Now we are getting down to it, Why did they prioritise covid? Why stop/reduce treating other diseases to treat covid, GPs stopped seeing patients and were attempting to diagnose over the phone, people suffering from depression and other mental health problems had to stay at home and had to make do with greatly reduced contact which is the exact opposite of what would be advised for someone with fragile mental health to do.
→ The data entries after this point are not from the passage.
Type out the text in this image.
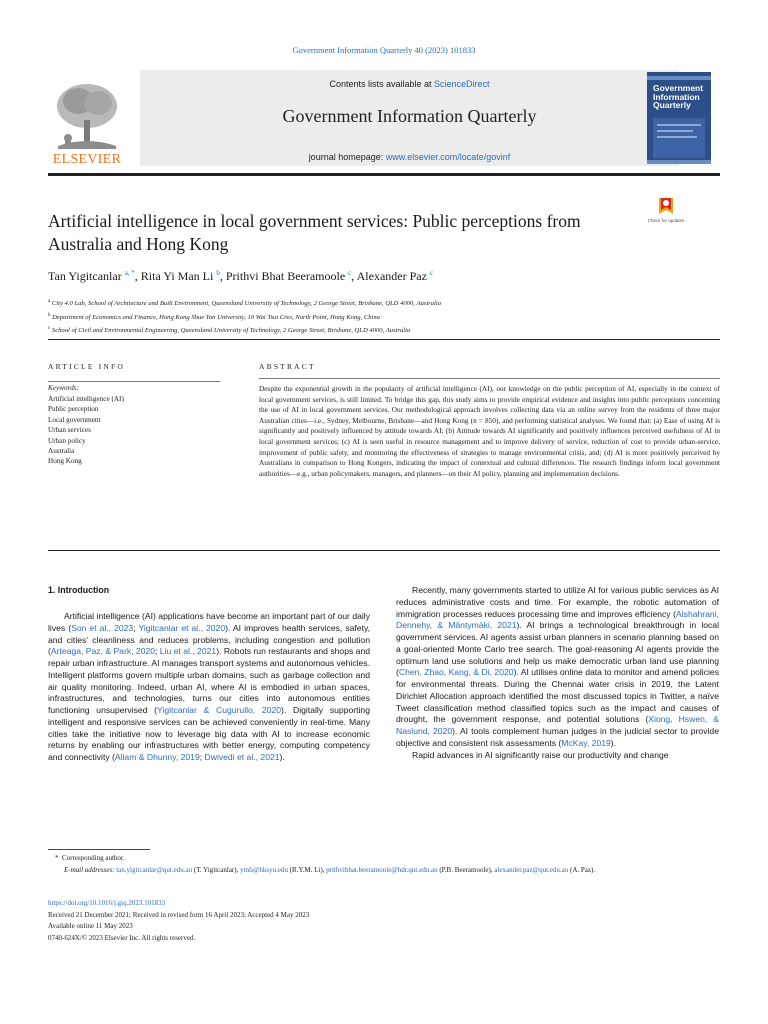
Government Information Quarterly 40 (2023) 101833
ELSEVIER
Contents lists available at ScienceDirect
Government Information Quarterly
journal homepage: www.elsevier.com/locate/govinf
Government
Information
Quarterly
Artificial intelligence in local government services: Public perceptions from Australia and Hong Kong
Check for updates
Tan Yigitcanlar $^{a, *}$, Rita Yi Man Li $^b$, Prithvi Bhat Beeramoole $^c$, Alexander Paz $^c$
$^a$ City 4.0 Lab, School of Architecture and Built Environment, Queensland University of Technology, 2 George Street, Brisbane, QLD 4000, Australia
$^b$ Department of Economics and Finance, Hong Kong Shue Yan University, 10 Wai Tsui Cres, North Point, Hong Kong, China
$^c$ School of Civil and Environmental Engineering, Queensland University of Technology, 2 George Street, Brisbane, QLD 4000, Australia
ARTICLE INFO
Keywords:
Artificial intelligence (AI)
Public perception
Local government
Urban services
Urban policy
Australia
Hong Kong
ABSTRACT
Despite the exponential growth in the popularity of artificial intelligence (AI), our knowledge on the public perception of AI, especially in the context of local government services, is still limited. To bridge this gap, this study aims to provide empirical evidence and insights into public perceptions concerning the use of AI in local government services. Our methodological approach involves collecting data via an online survey from the residents of three major Australian cities—i.e., Sydney, Melbourne, Brisbane—and Hong Kong (n = 850), and performing statistical analyses. We found that: (a) Ease of using AI is significantly and positively influenced by attitude towards AI; (b) Attitude towards AI significantly and positively influences perceived usefulness of AI in local government services; (c) AI is seen useful in resource management and to improve delivery of service, reduction of cost to provide urban-service, improvement of public safety, and monitoring the effectiveness of strategies to manage environmental crisis, and; (d) AI is more positively perceived by Australians in comparison to Hong Kongers, indicating the impact of contextual and cultural differences. The research findings inform local government authorities—e.g., urban policymakers, managers, and planners—on their AI policy, planning and implementation decisions.
1. Introduction

Artificial intelligence (AI) applications have become an important part of our daily lives (Son et al., 2023; Yigitcanlar et al., 2020). AI improves health services, safety, and cities’ cleanliness and reduces problems, including congestion and pollution (Arteaga, Paz, & Park, 2020; Liu et al., 2021). Robots run restaurants and shops and repair urban infrastructure. AI manages transport systems and autonomous vehicles. Intelligent platforms govern multiple urban domains, such as garbage collection and air quality monitoring. Indeed, urban AI, where AI is embodied in urban spaces, infrastructures, and technologies, turns our cities into autonomous entities functioning unsupervised (Yigitcanlar & Cugurullo, 2020). Digitally supporting intelligent and responsive services can be achieved conveniently in real-time. Many cities take the initiative now to leverage big data with AI to increase economic returns by enabling our infrastructures with better energy, computing competency and connectivity (Allam & Dhunny, 2019; Dwivedi et al., 2021).

Recently, many governments started to utilize AI for various public services as AI reduces administrative costs and time. For example, the robotic automation of immigration processes reduces processing time and improves efficiency (Alshahrani, Dennehy, & Mäntymäki, 2021). AI brings a technological breakthrough in local government services. AI agents assist urban planners in scenario planning based on a goal-oriented Monte Carlo tree search. The goal-reasoning AI agents provide the optimum land use solutions and help us make democratic urban land use planning (Chen, Zhao, Kang, & Di, 2020). AI utilises online data to monitor and amend policies for environmental threats. During the Chennai water crisis in 2019, the Latent Dirichlet Allocation approach identified the most discussed topics in Twitter, a naïve Tweet classification method classified topics such as the impact and causes of drought, the government response, and potential solutions (Xiong, Hswen, & Naslund, 2020). AI tools complement human judges in the judicial sector to provide objective and consistent risk assessments (McKay, 2019).

Rapid advances in AI significantly raise our productivity and change

*  Corresponding author.
E-mail addresses: tan.yigitcanlar@qut.edu.au (T. Yigitcanlar), ymli@hksyu.edu (R.Y.M. Li), prithvibhat.beeramoole@hdr.qut.edu.au (P.B. Beeramoole), alexander.paz@qut.edu.au (A. Paz).
https://doi.org/10.1016/j.giq.2023.101833
Received 21 December 2021; Received in revised form 16 April 2023; Accepted 4 May 2023
Available online 11 May 2023
0740-624X/© 2023 Elsevier Inc. All rights reserved.
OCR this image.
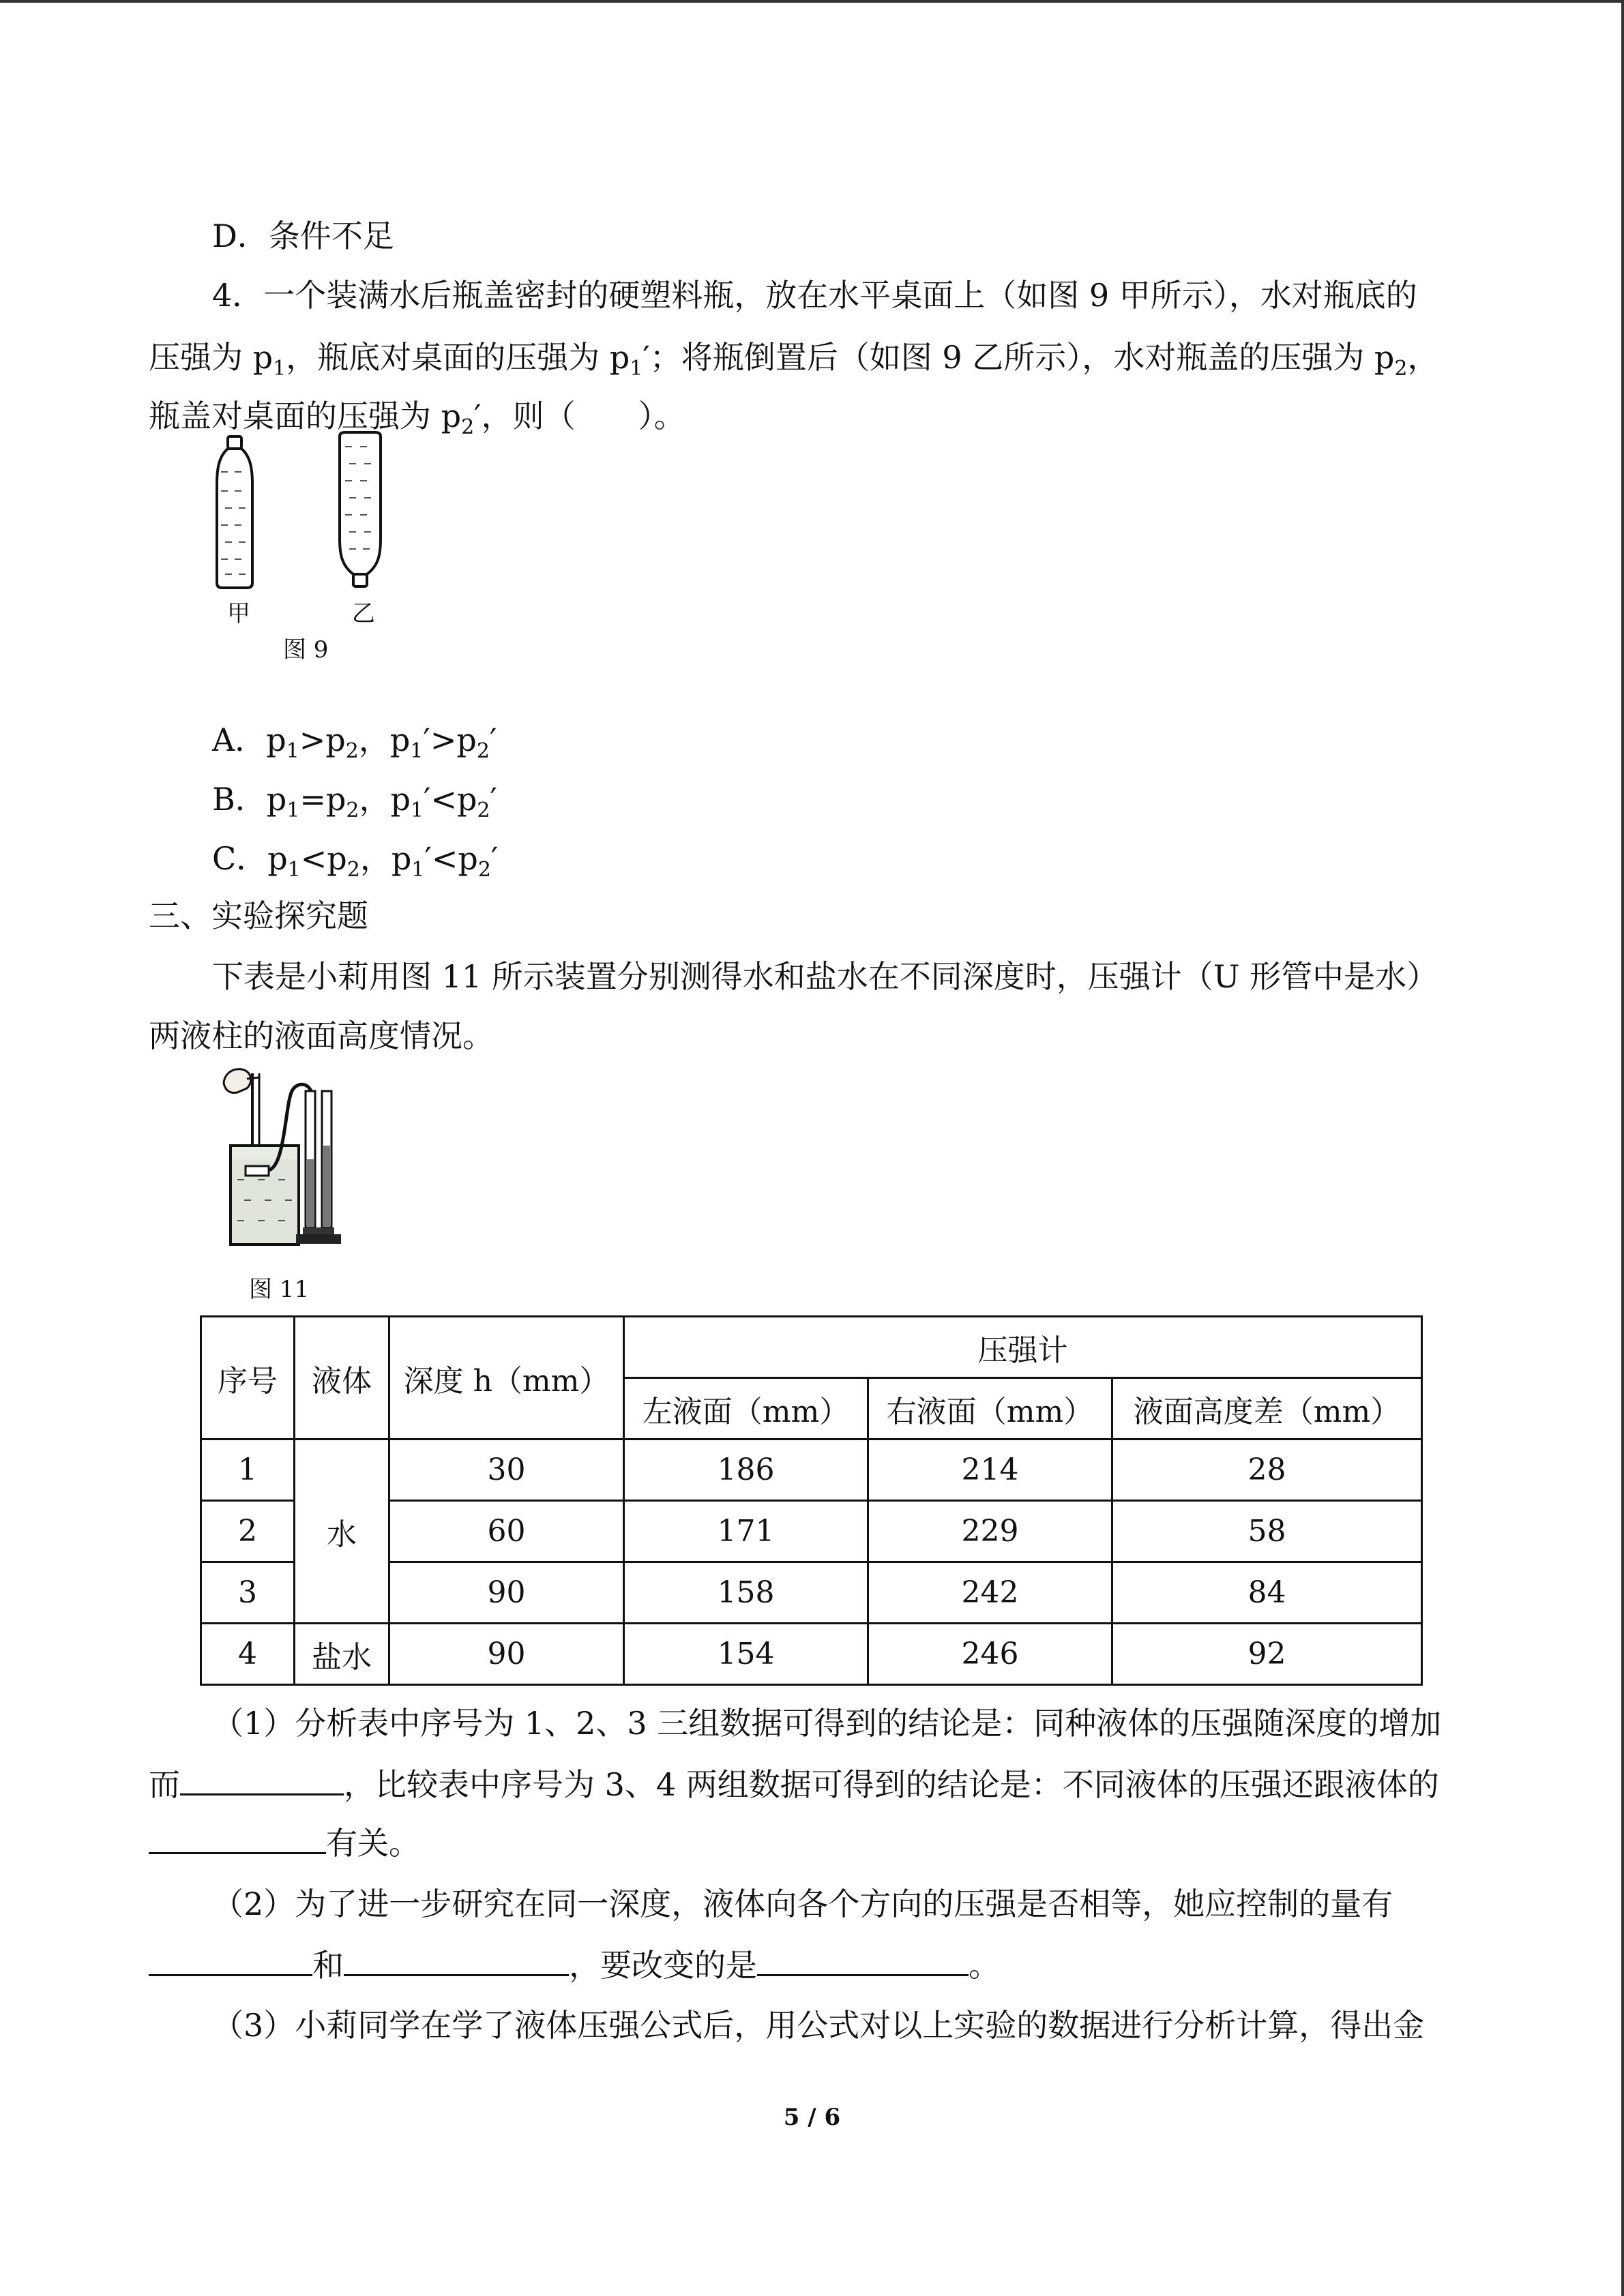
D．条件不足
4．一个装满水后瓶盖密封的硬塑料瓶，放在水平桌面上（如图 9 甲所示），水对瓶底的
压强为 $p_1$，瓶底对桌面的压强为 $p_1'$；将瓶倒置后（如图 9 乙所示），水对瓶盖的压强为 $p_2$，
瓶盖对桌面的压强为 $p_2'$，则（　　）。
甲	乙
图 9
A．$p_1>p_2$，$p_1'>p_2'$
B．$p_1=p_2$，$p_1'<p_2'$
C．$p_1<p_2$，$p_1'<p_2'$
三、实验探究题
下表是小莉用图 11 所示装置分别测得水和盐水在不同深度时，压强计（U 形管中是水）
两液柱的液面高度情况。
图 11
序号	液体	深度 h（mm）	压强计		
			左液面（mm）	右液面（mm）	液面高度差（mm）
1	水	30	186	214	28
2		60	171	229	58
3		90	158	242	84
4	盐水	90	154	246	92
（1）分析表中序号为 1、2、3 三组数据可得到的结论是：同种液体的压强随深度的增加
而	，比较表中序号为 3、4 两组数据可得到的结论是：不同液体的压强还跟液体的
有关。
（2）为了进一步研究在同一深度，液体向各个方向的压强是否相等，她应控制的量有
和	，要改变的是	。
（3）小莉同学在学了液体压强公式后，用公式对以上实验的数据进行分析计算，得出金
5 / 6
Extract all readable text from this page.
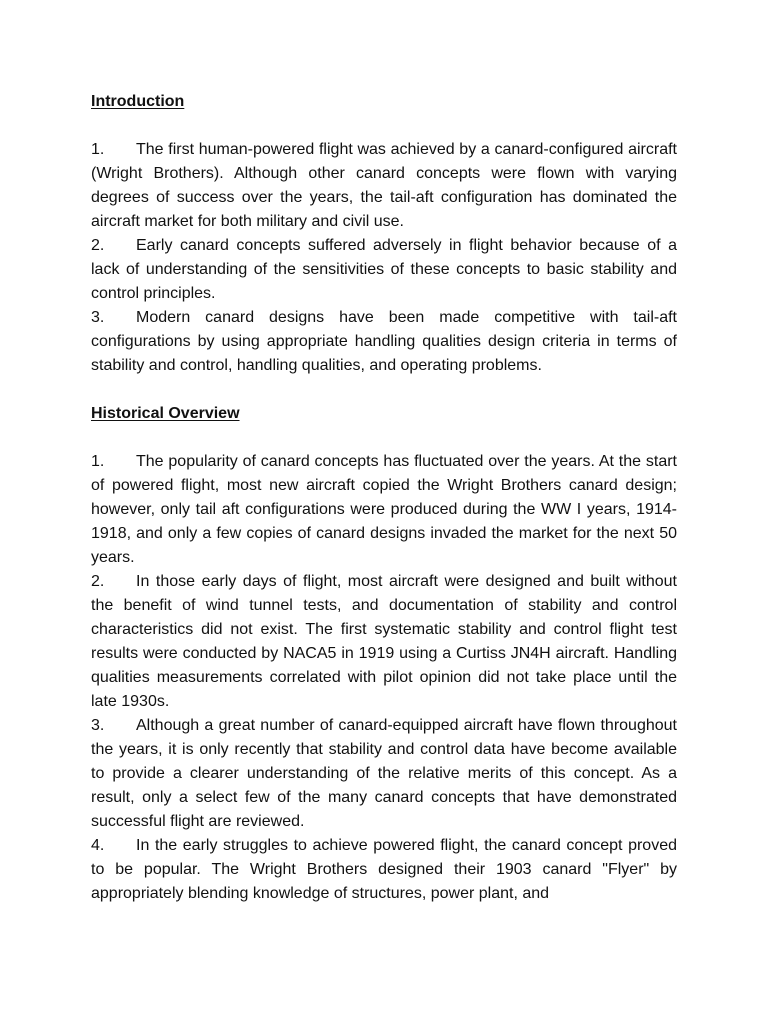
Introduction

1. The first human-powered flight was achieved by a canard-configured aircraft (Wright Brothers). Although other canard concepts were flown with varying degrees of success over the years, the tail-aft configuration has dominated the aircraft market for both military and civil use.

2. Early canard concepts suffered adversely in flight behavior because of a lack of understanding of the sensitivities of these concepts to basic stability and control principles.

3. Modern canard designs have been made competitive with tail-aft configurations by using appropriate handling qualities design criteria in terms of stability and control, handling qualities, and operating problems.

Historical Overview

1. The popularity of canard concepts has fluctuated over the years. At the start of powered flight, most new aircraft copied the Wright Brothers canard design; however, only tail aft configurations were produced during the WW I years, 1914-1918, and only a few copies of canard designs invaded the market for the next 50 years.

2. In those early days of flight, most aircraft were designed and built without the benefit of wind tunnel tests, and documentation of stability and control characteristics did not exist. The first systematic stability and control flight test results were conducted by NACA5 in 1919 using a Curtiss JN4H aircraft. Handling qualities measurements correlated with pilot opinion did not take place until the late 1930s.

3. Although a great number of canard-equipped aircraft have flown throughout the years, it is only recently that stability and control data have become available to provide a clearer understanding of the relative merits of this concept. As a result, only a select few of the many canard concepts that have demonstrated successful flight are reviewed.

4. In the early struggles to achieve powered flight, the canard concept proved to be popular. The Wright Brothers designed their 1903 canard "Flyer" by appropriately blending knowledge of structures, power plant, and
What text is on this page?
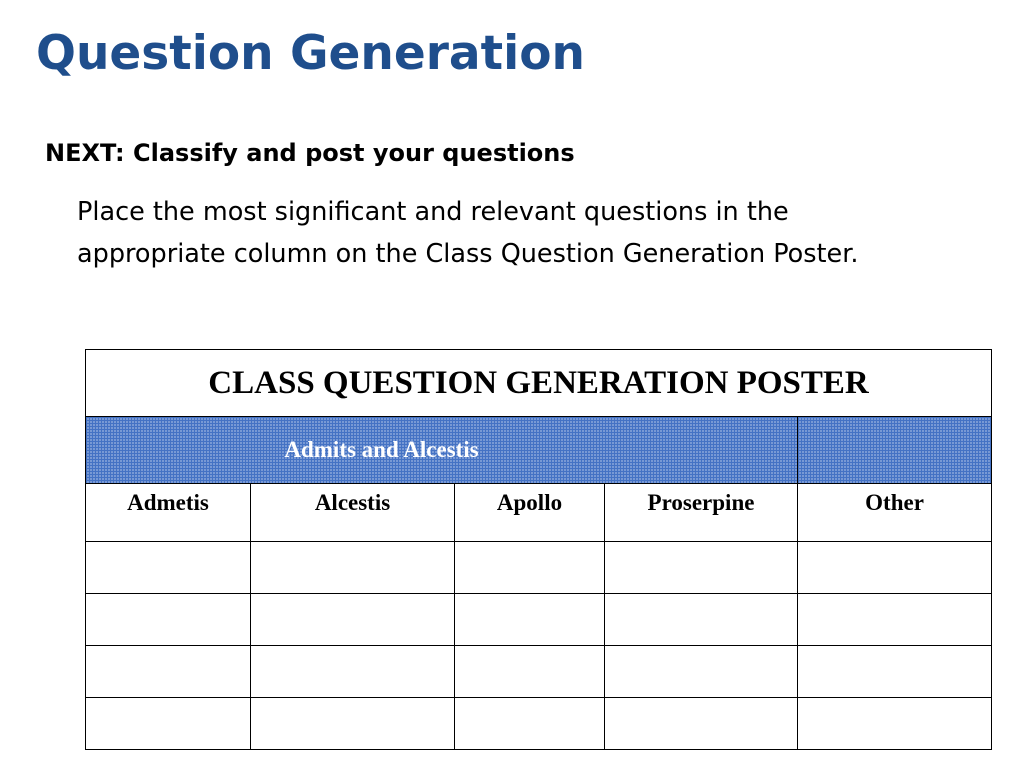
Question Generation
NEXT: Classify and post your questions

Place the most significant and relevant questions in the
appropriate column on the Class Question Generation Poster.

CLASS QUESTION GENERATION POSTER				

Admits and Alcestis				

Admetis	Alcestis	Apollo	Proserpine	Other
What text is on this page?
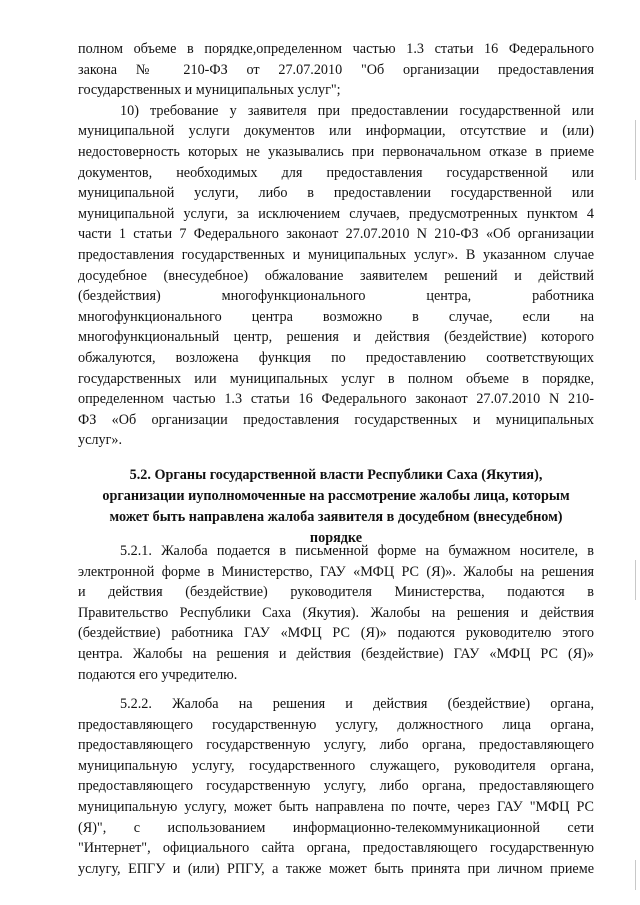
полном объеме в порядке,определенном частью 1.3 статьи 16 Федерального

закона № 210-ФЗ от 27.07.2010 "Об организации предоставления

государственных и муниципальных услуг";

10) требование у заявителя при предоставлении государственной или

муниципальной услуги документов или информации, отсутствие и (или)

недостоверность которых не указывались при первоначальном отказе в приеме

документов, необходимых для предоставления государственной или

муниципальной услуги, либо в предоставлении государственной или

муниципальной услуги, за исключением случаев, предусмотренных пунктом 4

части 1 статьи 7 Федерального законаот 27.07.2010 N 210-ФЗ «Об организации

предоставления государственных и муниципальных услуг». В указанном случае

досудебное (внесудебное) обжалование заявителем решений и действий

(бездействия) многофункционального центра, работника

многофункционального центра возможно в случае, если на

многофункциональный центр, решения и действия (бездействие) которого

обжалуются, возложена функция по предоставлению соответствующих

государственных или муниципальных услуг в полном объеме в порядке,

определенном частью 1.3 статьи 16 Федерального законаот 27.07.2010 N 210-

ФЗ «Об организации предоставления государственных и муниципальных

услуг».

5.2. Органы государственной власти Республики Саха (Якутия),

организации иуполномоченные на рассмотрение жалобы лица, которым

может быть направлена жалоба заявителя в досудебном (внесудебном)

порядке

5.2.1. Жалоба подается в письменной форме на бумажном носителе, в

электронной форме в Министерство, ГАУ «МФЦ РС (Я)». Жалобы на решения

и действия (бездействие) руководителя Министерства, подаются в

Правительство Республики Саха (Якутия). Жалобы на решения и действия

(бездействие) работника ГАУ «МФЦ РС (Я)» подаются руководителю этого

центра. Жалобы на решения и действия (бездействие) ГАУ «МФЦ РС (Я)»

подаются его учредителю.

5.2.2. Жалоба на решения и действия (бездействие) органа,

предоставляющего государственную услугу, должностного лица органа,

предоставляющего государственную услугу, либо органа, предоставляющего

муниципальную услугу, государственного служащего, руководителя органа,

предоставляющего государственную услугу, либо органа, предоставляющего

муниципальную услугу, может быть направлена по почте, через ГАУ "МФЦ РС

(Я)", с использованием информационно-телекоммуникационной сети

"Интернет", официального сайта органа, предоставляющего государственную

услугу, ЕПГУ и (или) РПГУ, а также может быть принята при личном приеме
The true scale of the overreaction will begin to be seen in a few years and I'm fully convinced that there will be people on here that are arguing with me now saying this should never have been allowed to happen..
All those confititions don’t exist in a vacuum, if you are in the middle of a Covid surge in an acute hospital and an acute community surge and having an outpatient daily Chemotherapy clinic. The risks are massive. We’re talking life and death here. Chemothearpy suppresses the immune system. It’s not like you rock up in an A/E and are triage, told to join the Covid que as a priority, while everyone else is sent home.
Im thinking of some Chemo and Radio therapy centres I know, most are community based if you have a surge in the hospital you are bringing people into contact with it, while also community based, you bring people in from many communities through an infected acute setting, to sit for hours side by side, if one has Covid - that’s a life threatening risk.
The above is just remedial health care risk assessment - it’s actually far more complex then that. Actually activating that risk assessment from a project management point of view is far more complex. It’s like this take Legs data above, 40% of bed cohort taken up with Covid, imagine someone increased your workload by 40% overnight.Then said work load had to be segregated from all your other workload as to ensure your already increased workload didn’t double again next week, oh and by the way you may get sick yourself and die. By the way the 40% figure is conservative to what we had to deal with last winter, it was horrific, the daily suffering witnessed will stay long in the mind, you talk about mental health issues, the level of trauma and lack of wellbeing experienced in health care settings during this I have no doubt will lead to Heath problems for health care workers in the future.
I can’t tell you how frustrating it is after working through waves of this, breaking bad news, trying to give comfort, managing surges and risk, witnessing suffering for patients and families, that people pick apart the work done, sacrifices made and wellbeing impacted. I can gairemtee you if you turned up where I work with Covid or someone close to you, you would want to be prioritised, you would want my team to take it seriously. Peopleare board, but I see more and more people becoming self entitled with “my expieremce of the pandemic” - largely people were asked to watch Netflix, they weren’t exposed to daily trauma of those suffering, dying and the grief of their families. Their opinions now are based on how bored they are as opposed to that trauma. That’s what “living with Covid is”. Every single step of adhering to restrictions makes a difference, it’s not much when you weigh it against the impact and suffering.
The health service is a subjective often assumed right people like to think will always be there to protect them, this isn’t and hasn’t always been the case - we’ve been so close to collapse so many times since this it’s a miracle it’s hasn’t. The entire population and I mean Ireland here have no idea how many bullets they have dodged and how many services were 24 hours from not being able to open or stop taking admissions, gladly this only happened on a couple of occasions.
For those who were and still are, once we deal with this Delta surge we’re facing into huge back logs of acute care, that kept as many as we could safe. But we’re looking at next Spring for that, because I can tell you with racing certainty, the current surge in mild to what we will have in the winter gaurenteed. So enjoy what you can of the summer and the relaxing at the moment.